San Diego Union Tribune

August 31, 2005

Progress in Iraq needed to sway public

By George E. Condon Jr.

WASHINGTON – President Bush's address in Coronado concluded a three-speech effort to swing public opinion on Iraq back in his favor. But, with an increasingly skeptical public voicing doubts about his war policies, he will need to do much more than a handful of speeches to convince Americans that the mounting casualties are not too high a price to pay to achieve his goals.

DON KOHLBAUER / Union-Tribune
President Bush spoke yesterday at North Island Naval Air Station in Coronado as part of a commemoration marking the end of World War II.

The speech at North Island Naval Air Station was in large part a well-delivered and well-earned tribute to an earlier generation of soldiers, sailors and Marines who fought their way across the Pacific and made possible the surrender of Japan, which was formalized 60 years ago this Friday, to end World War II.

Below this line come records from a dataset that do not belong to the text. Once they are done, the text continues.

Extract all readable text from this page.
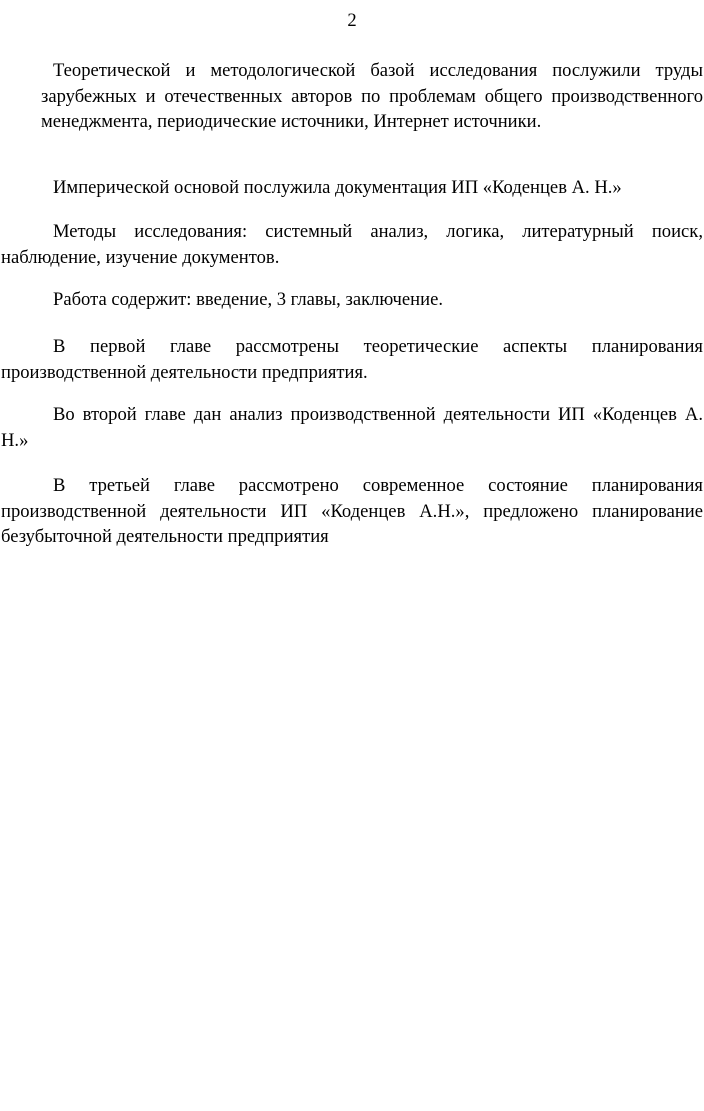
2

Теоретической и методологической базой исследования послужили труды зарубежных и отечественных авторов по проблемам общего производственного менеджмента, периодические источники, Интернет источники.

Имперической основой послужила документация ИП «Коденцев А. Н.»

Методы исследования: системный анализ, логика, литературный поиск, наблюдение, изучение документов.

Работа содержит: введение, 3 главы, заключение.

В первой главе рассмотрены теоретические аспекты планирования производственной деятельности предприятия.

Во второй главе дан анализ производственной деятельности ИП «Коденцев А. Н.»

В третьей главе рассмотрено современное состояние планирования производственной деятельности ИП «Коденцев А.Н.», предложено планирование безубыточной деятельности предприятия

Less effective was the attempt to link that war – viewed by most Americans as the last "good" war – with the murkier mission in Iraq.

Usually, politicians loathe the unfortunate timing of other news – in this case the horrific hurricane destruction in Louisiana and Mississippi – that overshadows such an address. But in this case, broader coverage of Bush's speech simply would have emphasized his inability to provide fresh answers to the questions more and more Americans are asking.

"The overwhelming impression you get from our surveys and others is that people feel like we're trapped in Iraq and they don't see a way out at this point," said Carroll Doherty, editor at the Pew Research Center for the People and the Press. "And the president really isn't providing one, other than to say we'll leave when the job is done."

William Schneider, an expert on public opinion and the presidency at the American Enterprise Institute, said the president's three war speeches in nine days fell far short of what is needed to turn things around for him.

"He needs to talk much more realistically about what our goals are, and under what circumstances we will consider the job completed," Schneider said. "He's got to tell people there is an end to this, that we are not there forever. . . . Just give Americans some sense that there is an end game. That's what they want and he hasn't done that."

Jack Pitney, a former Republican strategist now teaching at Claremont McKenna College, said even after these three speeches Bush has not communicated a sense of his strategy and goals in Iraq.

"How do we win? How do we beat the insurgency?" Pitney said.

"I think he still has a lot of selling to do. Public opinion is not turning in his favor. The more the death toll increases, the greater are the demands for clear explanation of policy."

North Island was not the venue for any fuller explanation of policy. Instead, the event gave Bush a chance to bolster the morale of today's troops by linking them to the mission of their grandfathers in World War II.

"He compares this to World War II while his critics compare it to Vietnam. I'm not sure either one completely fits," Schneider said. "Every war is unique. The president is pushing this analogy to World War II, which I think is quite a stretch. After all, we defeated Japan. . . . There wasn't any insurgency during the occupation and the writing of a constitution."

The setting was reminiscent of what has become a moment of ridicule in the Bush presidency – his May 1, 2003, appearance on aircraft carrier Abraham Lincoln off the coast of San Diego with a banner proclaiming "Mission Accomplished" in Iraq. That is what critics are likely to recall. But yesterday's appearance probably served to shore up those still in Bush's corner.

"One thing he still has going for him is fairly solid support among Republicans," Doherty said. "These kinds of rally-around-the-flag speeches resonate among his base. But I doubt it will move too many war opponents to the other side."

John Mueller of Ohio State University, an expert on public opinion in wartime, said no speech can turn around public opinion on Iraq.

"I don't think rebuilding support is possible," Mueller said. "Mostly, the people who are disaffected are going to stay disaffected. Those who are not disaffected now, some will become so in the future. There is just eroding support for the war."

The problem for Bush is what Sherry Bebitch Jeffe of the University of Southern California calls a "dissonance" between his public pronouncements and the reality on the ground in Iraq.

"There is a disconnect between the president's argument that we are succeeding and the various setbacks that are occurring daily both in terms of American deaths and how long it is taking for the Iraqis to make any compromise on the constitution," Jeffe said.

"Opinion is being shaped by real events," Schneider added. "One is Americans being killed, another is what is clearly a stalled process. And a third is the continuing chaos and violence. . . . That changes more minds than anything the president said."

Polls show that the public does not back an immediate pullout of American troops, but, overwhelmingly, they do not believe that the president has a clear strategy for the war.

"He's really being hurt and hurt badly," said the Pew center's Doherty. "And the White House senses that. They know they need to get on the offense. But the thing they really need is signs of progress. That's what's going to change the numbers, not speeches."